In lieu of all that, the dataset that breaks the silence is the payroll report. Hooray. When we last left it the US economy was booming big, at least according to the BLS headline. The release was a perfect smash, the Establishment Survey coming in at +312k and with flawless timing to help soothe rather dire market sentiment after a traumatic December.

The new data for January 2019, released today, includes the standard annual benchmark update. There wasn’t much change in either direction from the revisions, save December’s number. Just like that it’s gone, vanished. That extremely helpful +312k has been replaced by +222k instead.

The stock market would likely have been bid anyway given its grave misunderstanding of what it is cheering in Powell’s pause, but you never know how +222k could’ve been interpreted rather than +312k. And there are more revision opportunities still ahead.

That’s the point with the payroll report. It is, overall, unreliable even as a coincident indicator. In terms of forward-looking, the data is and has been entirely irrelevant and not just due to revisions and changing benchmarks.
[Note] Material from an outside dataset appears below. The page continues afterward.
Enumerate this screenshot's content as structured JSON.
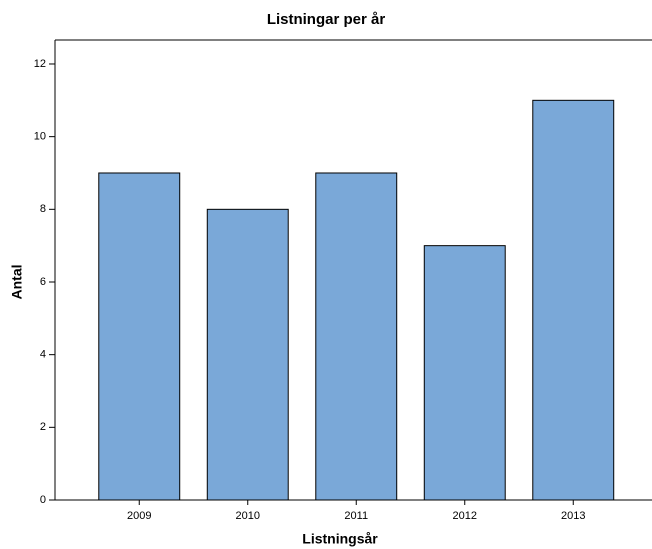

The other part of the series, perhaps the more important part, is the wage data. Average hourly earnings had crept up over the last half of 2018. Economists tried to claim this was the long-awaited repercussion of the LABOR SHORTAGE!!! therefore proof the economy really was booming.

Only, the rate of change (gamma, the only thing that matters) was nothing like a tight labor market. Benchmark revisions here actually show that wage acceleration was lumpier and less determined than previously thought. The average hourly rate has been going up, but not in a straight line and with a gentler slope.
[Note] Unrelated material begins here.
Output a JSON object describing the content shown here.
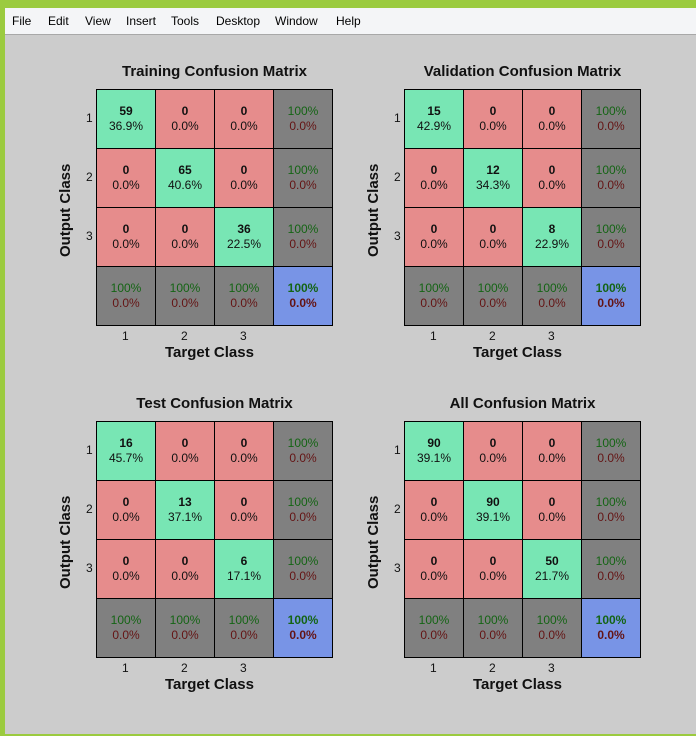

For January, the average wage actually decelerated (negative gamma!), 3.40% versus 3.50% in December. This means that for this last month anyway there won’t be any headlines about the highest wage growth in a decade.
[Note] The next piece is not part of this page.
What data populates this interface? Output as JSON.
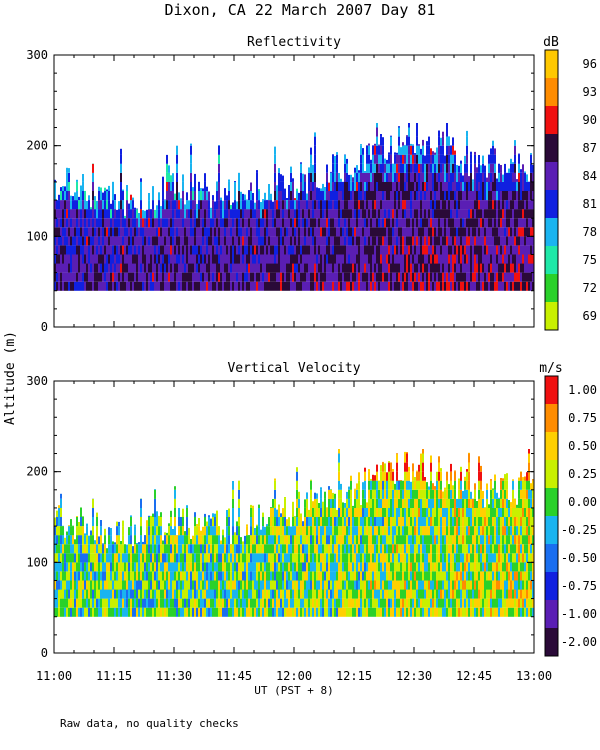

The other statistics are less robust, as they can tend to be at times. The Labor Force was flat, while those not in it were reduced by an unusually large 639k. This wasn’t an improvement so much as a statistical discontinuity. As happens almost every year, the Census Bureau hitches or appends new population data onto the prior years without refiguring the whole series.

For January 2019, then, the Civilian Non-Institutional Population was reduced by 649k. This doesn’t mean that America lost a lot of Americans, rather population growth (net) wasn’t as much as previously estimated. Several related labor market measures are adjusted the same way as a result.

The US economy is “only” missing about 15.9 million potential workers this month.

In short, the payroll report for January 2019 tells us nothing that we didn’t already know. The month-to-month changes shouldn’t be given much consideration, wage acceleration while good is nothing like a labor shortage (one sure reason why the Fed flip flopped to “muted” inflation outlook), and the economy isn’t recovering no matter how many people are thought to be contained or not contained within it.

This is a shame payrolls are the first one up, the initial visual produced for what seems like it could have been a crucial month.